Звание диагноста носили немногочисленные существа, сознание которых считалось вполне стабильным для того, чтобы принимать в себя до десяти мнемограмм. Усилия поистине могучего интеллекта диагностов направлялись на исследования в области ксенологической медицины и на сражение с болезнями неизученных форм жизни. По госпиталю ходило присловье, пущенное, по слухам, в оборот О'Марой, которое гласило, что любое разумное на первый взгляд существо, желающее стать диагностом, на самом деле спятило. Ведь ленты передавали не только физиологические данные, но и воспоминания и черты характера того, кому они принадлежали и с кого делалась запись. А в результате получалось, что диагност добровольно соглашался страдать осложненной формой множественной шизофрении: личности, населявшие его мозг, зачастую отличались друг от друга настолько, что не совпадали даже их логические системы.

Конвей принудил себя вслушаться в рассуждения Маннона.

– Я заметил любопытную вещь, – говорил тот. – Никто из моих альтер эго не обращает внимания на вкус салата. На вид – пожалуйста, но не на вкус. Не то чтобы они были от него в восторге, однако он не вызывает у них отвращения. А есть и такие, что не могут жить без салата. Кстати, о «не могу жить»: как поживает Мэрчисон?

Маннон столь неожиданно перескакивал в разговоре с одной темы на другую, что Конвею всякий раз казалось, будто он слышит скрежет сцепления.

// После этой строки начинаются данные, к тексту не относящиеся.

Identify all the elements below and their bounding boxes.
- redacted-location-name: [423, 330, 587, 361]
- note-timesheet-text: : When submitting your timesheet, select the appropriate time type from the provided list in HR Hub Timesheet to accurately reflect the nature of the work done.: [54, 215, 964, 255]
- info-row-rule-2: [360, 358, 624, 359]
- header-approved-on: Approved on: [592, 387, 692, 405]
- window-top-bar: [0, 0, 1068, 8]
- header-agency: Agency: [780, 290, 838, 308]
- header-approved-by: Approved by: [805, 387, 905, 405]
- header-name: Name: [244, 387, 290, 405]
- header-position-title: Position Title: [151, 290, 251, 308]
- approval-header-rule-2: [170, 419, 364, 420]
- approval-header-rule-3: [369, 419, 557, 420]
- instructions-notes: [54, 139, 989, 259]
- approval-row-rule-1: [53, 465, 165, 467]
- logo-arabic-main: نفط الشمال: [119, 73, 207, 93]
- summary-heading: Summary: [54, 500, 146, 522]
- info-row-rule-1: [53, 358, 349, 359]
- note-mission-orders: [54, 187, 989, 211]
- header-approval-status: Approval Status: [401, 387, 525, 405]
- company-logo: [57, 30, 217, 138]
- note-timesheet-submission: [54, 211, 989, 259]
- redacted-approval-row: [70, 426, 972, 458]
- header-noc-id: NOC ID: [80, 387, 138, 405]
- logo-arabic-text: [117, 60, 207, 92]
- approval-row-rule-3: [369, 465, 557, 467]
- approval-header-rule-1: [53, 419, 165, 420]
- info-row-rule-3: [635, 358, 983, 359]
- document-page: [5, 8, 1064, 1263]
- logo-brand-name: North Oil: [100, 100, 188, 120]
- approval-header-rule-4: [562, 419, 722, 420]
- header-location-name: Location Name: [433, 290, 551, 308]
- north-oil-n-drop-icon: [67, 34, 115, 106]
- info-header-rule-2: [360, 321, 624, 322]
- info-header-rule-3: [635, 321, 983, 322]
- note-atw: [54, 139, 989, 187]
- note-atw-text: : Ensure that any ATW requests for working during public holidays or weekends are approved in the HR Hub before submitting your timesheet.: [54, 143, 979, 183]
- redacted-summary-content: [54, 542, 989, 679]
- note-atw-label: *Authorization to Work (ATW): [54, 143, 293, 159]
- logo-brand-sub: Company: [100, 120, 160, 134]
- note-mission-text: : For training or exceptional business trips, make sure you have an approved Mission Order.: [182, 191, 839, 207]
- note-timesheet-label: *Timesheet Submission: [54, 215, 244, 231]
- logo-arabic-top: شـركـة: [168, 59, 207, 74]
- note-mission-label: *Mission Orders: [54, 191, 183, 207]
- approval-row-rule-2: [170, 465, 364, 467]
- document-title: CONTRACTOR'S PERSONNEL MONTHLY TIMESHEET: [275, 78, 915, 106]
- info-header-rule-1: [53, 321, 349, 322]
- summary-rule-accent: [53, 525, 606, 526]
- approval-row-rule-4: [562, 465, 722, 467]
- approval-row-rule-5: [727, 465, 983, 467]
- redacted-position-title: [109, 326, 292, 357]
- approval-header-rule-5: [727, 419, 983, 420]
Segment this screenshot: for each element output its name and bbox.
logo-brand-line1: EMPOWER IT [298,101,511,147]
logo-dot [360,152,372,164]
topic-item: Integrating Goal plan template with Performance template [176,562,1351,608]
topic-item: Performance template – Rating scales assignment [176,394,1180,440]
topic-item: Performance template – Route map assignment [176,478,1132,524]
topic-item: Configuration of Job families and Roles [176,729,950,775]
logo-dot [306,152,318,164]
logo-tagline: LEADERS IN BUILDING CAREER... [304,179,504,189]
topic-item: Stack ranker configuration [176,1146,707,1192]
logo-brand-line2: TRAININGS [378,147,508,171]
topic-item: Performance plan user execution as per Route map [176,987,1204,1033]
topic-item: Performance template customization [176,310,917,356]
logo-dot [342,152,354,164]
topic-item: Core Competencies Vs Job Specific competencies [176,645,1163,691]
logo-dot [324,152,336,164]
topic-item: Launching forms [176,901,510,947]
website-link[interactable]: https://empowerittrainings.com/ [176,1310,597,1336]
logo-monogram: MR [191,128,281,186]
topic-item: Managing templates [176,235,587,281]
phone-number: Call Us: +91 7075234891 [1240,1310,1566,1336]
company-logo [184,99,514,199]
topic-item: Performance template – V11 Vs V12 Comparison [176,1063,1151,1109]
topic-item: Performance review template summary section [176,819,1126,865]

– Спрошу, если увижу ее, – ответил он осторожно. – Мы с ней просто хорошие друзья.

– Ха, – хмыкнул Маннон.

Конвей не менее жестоко переключился на иной предмет обсуждения и пустился рассказывать о своем новом назначении. Маннон был отличным парнем, но имел гнусное обыкновение изводить человека шуточками и прозрачными намеками. Как бы то ни было, Конвею удалось до конца обеда не оказаться на тонком льду.

Расставшись с Манноном, он направился к ближайшему интеркому и перекинулся по нему несколькими словами с теми врачами, которым предстояло заниматься вместо него со стажерами, а потом взглянул на часы.

До старта «Веспасиана» оставалось около часа. Конвей двинулся по коридору, причем шагая чуть быстрее, чем подобало старшему врачу...

* * *

Над дверью было написано: «Рекреационный уровень, классы ДБДГ, ДБЛФ, ЭЛНТ, ГКНМ и ФГЛИ». Конвей вошел внутрь, сменил халат на плавки и отправился на поиски Мэрчисон.

Хитроумное освещение и впечатляющие пейзажи создавали на рекреационном уровне ощущение неохватного простора. Из раздевалки вы попадали в тропическую бухточку: песчаный пляж, скалы, а в проходе между ними и до самого горизонта, смутно различимого за легкой дымкой, – голубое море. Небо было синим и безоблачным, – Конвею говорили, что облака воспроизвести крайне трудно, – а вода отливала бирюзой. Волна за волной накатывались на пологий берег, песок которого обжигал босые ступни. Лишь искусственное солнце, с краснотой которого инженеры, по мнению Конвея, явно переусердствовали, да инопланетная растительность на скалах и вокруг пляжа, разрушали иллюзию возвращения на Землю. Однако в госпитале трудились и лечились не только земляне, а потому творцы рекреационного уровня вынуждены были пойти на известные отступления от земной действительности.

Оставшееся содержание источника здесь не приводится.